Новые имена

Венера Рабичева

Валентин Николаевич

— Здравствуйте, — я выбежала из кабинета.

Он медленно, смотря мне в лицо, прошёл мимо.

— Да здравствуйте же, — я руку белую его пожала.

— Ах, это Вы? — печально отозвался он.

И грустная складка на лбу стала глубже, неподвижней.

Лицо, напоминающее луну застывшую,

На котором пятна тёмно-жёлтые и светло-коричневые,

Как кожура, исказилось.

Я поцеловала холодную его щёку.

Щетина седая царапнула нос.

— Это Вы? Ну что же... Вы... — бормотал он невнятно

и дальше, забыв обо мне, отошёл...

Как странно, как странно,

На него не похоже, будто прежнее забыто.

Вздыхаю. Иду.

— Ну, где же ты? — Оказывается — меня ищут.

— Вы меня? Зовёте меня? — спрашиваю. — Я здесь.

— Тебя, конечно, тебя. Он просит тебя. Ждёт.

Потерял. Что же ты стоишь?

— Стою? Не стою я. Просто задумалась.

Бегу. Я уже.

— Ну, что же Вы не здороваетесь? Потерял Вас. —

Трясущуюся руку тянет.

Беру в руки свои, к губам прижимаю,

Поглаживаю.

— Здравствуйте, здравствуйте, —

Не понимала, что творится в его теле крепком и старом,

В душе, в голове.

— Не обижает ли меня кто?

— Никто, никто. Что Вы?

— Хорошо ли мне?

— Хорошо...

Он в глаза мои смотрит, не моргает.

Руку мою не отпускает.

Дрожат теперь обе его руки.

Глаза мутно-голубые,

Как молоко, не видно в них дна,

Не живые.

Какая в них росла трава?

Я знала, он любил людей,

Южный Крым...

— Что? Что Вы говорите? — переспрашиваю.

— Погода? Ну да, погода неважная.

Действует на Вас?

Не удивляйтесь. На многих действует.

Давление? Высокое?

Ноги тяжёлые? Не ходят? Ничего, потерпите...

Вы маму зовёте? Ночами? Зачем?

— Умерла она... — отвечает. — Похоронил

Несколько дней назад.

Я знала. Заранее знала о “ней”.

Теперь молчала.

Стою перед ним: поседевшим, согнувшимся.

— Ей — 99, мне — 72. За жизни боролся.

За её, за свою.

Я любил её, а теперь пустота.

То есть я всё объясню:

Чувство — оно есть, а ЕЁ нет.

Пустота — её уход, а значит, частично и мой...

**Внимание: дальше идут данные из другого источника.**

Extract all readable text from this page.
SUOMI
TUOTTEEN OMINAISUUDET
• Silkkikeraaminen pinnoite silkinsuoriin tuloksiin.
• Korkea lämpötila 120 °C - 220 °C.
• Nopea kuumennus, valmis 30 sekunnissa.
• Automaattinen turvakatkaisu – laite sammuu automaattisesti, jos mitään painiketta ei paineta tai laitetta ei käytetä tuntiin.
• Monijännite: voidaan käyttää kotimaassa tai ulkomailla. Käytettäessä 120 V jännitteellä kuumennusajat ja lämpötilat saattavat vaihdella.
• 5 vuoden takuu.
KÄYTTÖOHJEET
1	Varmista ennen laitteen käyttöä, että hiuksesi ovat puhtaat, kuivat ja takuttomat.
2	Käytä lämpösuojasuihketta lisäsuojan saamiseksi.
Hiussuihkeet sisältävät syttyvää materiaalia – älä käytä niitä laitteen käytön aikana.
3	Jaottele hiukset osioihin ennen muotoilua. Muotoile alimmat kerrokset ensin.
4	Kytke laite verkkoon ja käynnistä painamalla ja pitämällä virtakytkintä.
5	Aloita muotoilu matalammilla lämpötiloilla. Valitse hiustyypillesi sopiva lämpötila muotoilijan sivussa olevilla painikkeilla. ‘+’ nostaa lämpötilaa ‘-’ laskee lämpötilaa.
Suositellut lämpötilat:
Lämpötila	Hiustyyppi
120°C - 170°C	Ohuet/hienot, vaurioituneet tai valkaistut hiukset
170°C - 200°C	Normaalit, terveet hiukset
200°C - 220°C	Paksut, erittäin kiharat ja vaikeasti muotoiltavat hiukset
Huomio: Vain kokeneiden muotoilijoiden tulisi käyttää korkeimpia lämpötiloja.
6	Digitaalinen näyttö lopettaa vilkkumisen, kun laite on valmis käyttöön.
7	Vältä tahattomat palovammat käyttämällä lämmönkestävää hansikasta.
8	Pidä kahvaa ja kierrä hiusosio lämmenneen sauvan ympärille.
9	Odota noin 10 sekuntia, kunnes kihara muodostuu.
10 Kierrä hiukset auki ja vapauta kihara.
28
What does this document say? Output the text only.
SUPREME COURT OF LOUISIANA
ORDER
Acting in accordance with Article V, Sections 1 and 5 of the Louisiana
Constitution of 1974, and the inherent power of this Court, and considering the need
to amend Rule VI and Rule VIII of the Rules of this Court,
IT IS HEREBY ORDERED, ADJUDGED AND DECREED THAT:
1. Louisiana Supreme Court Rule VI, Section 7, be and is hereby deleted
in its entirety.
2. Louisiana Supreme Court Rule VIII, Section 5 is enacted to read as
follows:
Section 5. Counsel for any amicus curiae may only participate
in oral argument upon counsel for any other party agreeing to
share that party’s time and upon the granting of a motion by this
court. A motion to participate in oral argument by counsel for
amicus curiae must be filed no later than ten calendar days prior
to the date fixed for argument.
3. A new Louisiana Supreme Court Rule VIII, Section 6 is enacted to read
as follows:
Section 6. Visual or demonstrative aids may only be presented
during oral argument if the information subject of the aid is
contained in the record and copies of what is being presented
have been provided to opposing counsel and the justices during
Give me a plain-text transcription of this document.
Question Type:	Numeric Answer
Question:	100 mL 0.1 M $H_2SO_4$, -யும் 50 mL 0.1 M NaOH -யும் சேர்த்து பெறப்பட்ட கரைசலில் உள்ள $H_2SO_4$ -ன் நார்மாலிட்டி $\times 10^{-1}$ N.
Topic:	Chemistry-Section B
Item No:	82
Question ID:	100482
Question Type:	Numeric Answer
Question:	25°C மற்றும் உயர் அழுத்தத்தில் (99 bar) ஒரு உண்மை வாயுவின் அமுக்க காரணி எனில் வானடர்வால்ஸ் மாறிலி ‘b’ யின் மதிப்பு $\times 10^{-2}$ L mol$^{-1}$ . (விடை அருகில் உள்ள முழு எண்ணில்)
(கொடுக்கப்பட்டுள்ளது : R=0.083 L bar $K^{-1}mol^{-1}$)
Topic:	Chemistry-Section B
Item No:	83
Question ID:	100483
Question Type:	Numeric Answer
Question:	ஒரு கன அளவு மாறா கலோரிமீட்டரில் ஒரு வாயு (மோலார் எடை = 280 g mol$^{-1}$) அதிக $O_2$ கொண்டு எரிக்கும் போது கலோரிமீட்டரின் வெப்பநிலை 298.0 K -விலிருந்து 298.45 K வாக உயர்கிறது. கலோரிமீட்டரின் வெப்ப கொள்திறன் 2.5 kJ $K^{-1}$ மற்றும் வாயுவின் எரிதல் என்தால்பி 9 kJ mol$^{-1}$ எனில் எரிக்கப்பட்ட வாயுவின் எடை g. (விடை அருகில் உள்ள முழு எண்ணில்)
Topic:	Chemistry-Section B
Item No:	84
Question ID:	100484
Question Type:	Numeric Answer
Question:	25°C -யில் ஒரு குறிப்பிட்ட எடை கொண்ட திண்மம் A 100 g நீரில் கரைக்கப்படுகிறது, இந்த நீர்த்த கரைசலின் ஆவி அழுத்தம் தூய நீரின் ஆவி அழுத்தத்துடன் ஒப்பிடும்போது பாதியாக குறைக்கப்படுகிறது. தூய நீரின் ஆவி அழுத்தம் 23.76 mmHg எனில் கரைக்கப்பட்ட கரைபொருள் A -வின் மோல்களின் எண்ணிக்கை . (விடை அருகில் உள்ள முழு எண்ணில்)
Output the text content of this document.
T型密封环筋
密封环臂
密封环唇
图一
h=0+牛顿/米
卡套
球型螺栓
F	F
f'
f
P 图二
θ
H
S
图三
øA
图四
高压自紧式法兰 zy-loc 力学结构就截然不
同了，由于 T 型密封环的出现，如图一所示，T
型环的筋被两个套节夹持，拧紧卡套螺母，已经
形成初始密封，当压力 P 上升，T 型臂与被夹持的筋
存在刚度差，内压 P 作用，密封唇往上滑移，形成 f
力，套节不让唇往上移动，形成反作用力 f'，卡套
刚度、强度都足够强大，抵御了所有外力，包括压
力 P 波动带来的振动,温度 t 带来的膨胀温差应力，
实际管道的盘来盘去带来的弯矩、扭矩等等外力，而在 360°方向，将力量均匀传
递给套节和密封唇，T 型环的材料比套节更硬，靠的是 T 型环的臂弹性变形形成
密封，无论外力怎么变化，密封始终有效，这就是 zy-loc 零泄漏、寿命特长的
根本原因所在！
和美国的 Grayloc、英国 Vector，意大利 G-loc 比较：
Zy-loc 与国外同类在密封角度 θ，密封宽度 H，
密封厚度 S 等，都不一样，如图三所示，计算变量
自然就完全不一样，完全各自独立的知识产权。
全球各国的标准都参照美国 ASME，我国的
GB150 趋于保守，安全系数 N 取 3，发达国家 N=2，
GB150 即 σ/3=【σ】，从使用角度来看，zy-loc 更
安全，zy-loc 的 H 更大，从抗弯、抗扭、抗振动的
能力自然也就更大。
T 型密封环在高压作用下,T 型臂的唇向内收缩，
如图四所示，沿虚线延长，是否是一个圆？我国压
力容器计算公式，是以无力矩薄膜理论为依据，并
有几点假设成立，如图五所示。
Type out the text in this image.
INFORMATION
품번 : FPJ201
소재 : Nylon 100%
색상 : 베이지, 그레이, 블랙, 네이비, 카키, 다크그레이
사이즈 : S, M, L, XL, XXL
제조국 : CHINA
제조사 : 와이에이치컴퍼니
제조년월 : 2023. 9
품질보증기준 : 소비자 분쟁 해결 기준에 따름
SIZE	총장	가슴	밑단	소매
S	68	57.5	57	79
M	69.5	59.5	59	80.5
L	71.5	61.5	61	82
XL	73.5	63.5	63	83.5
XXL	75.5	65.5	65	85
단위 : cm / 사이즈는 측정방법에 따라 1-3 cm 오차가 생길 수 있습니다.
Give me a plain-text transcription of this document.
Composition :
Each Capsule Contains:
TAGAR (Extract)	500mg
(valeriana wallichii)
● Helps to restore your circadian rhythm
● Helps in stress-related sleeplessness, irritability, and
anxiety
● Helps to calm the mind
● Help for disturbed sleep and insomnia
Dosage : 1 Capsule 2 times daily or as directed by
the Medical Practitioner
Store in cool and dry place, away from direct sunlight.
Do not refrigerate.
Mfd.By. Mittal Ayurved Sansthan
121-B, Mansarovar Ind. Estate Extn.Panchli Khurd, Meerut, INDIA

Какая апатия, бессмыслица в жизни.

А что погода? Погода — это повод.

Ноги не ходят не по её вине,

По вине внутренней.

— Я понимаю. Я Вас понимаю.

Умирал ли кто из близких?

Нет. Но я откуда-то знаю ощущение потери.

Что я знаю о смерти?

Мало что... Смерть — она приходит,

Остаётся память...

О жизни рассказать? Что будет дальше с Вами?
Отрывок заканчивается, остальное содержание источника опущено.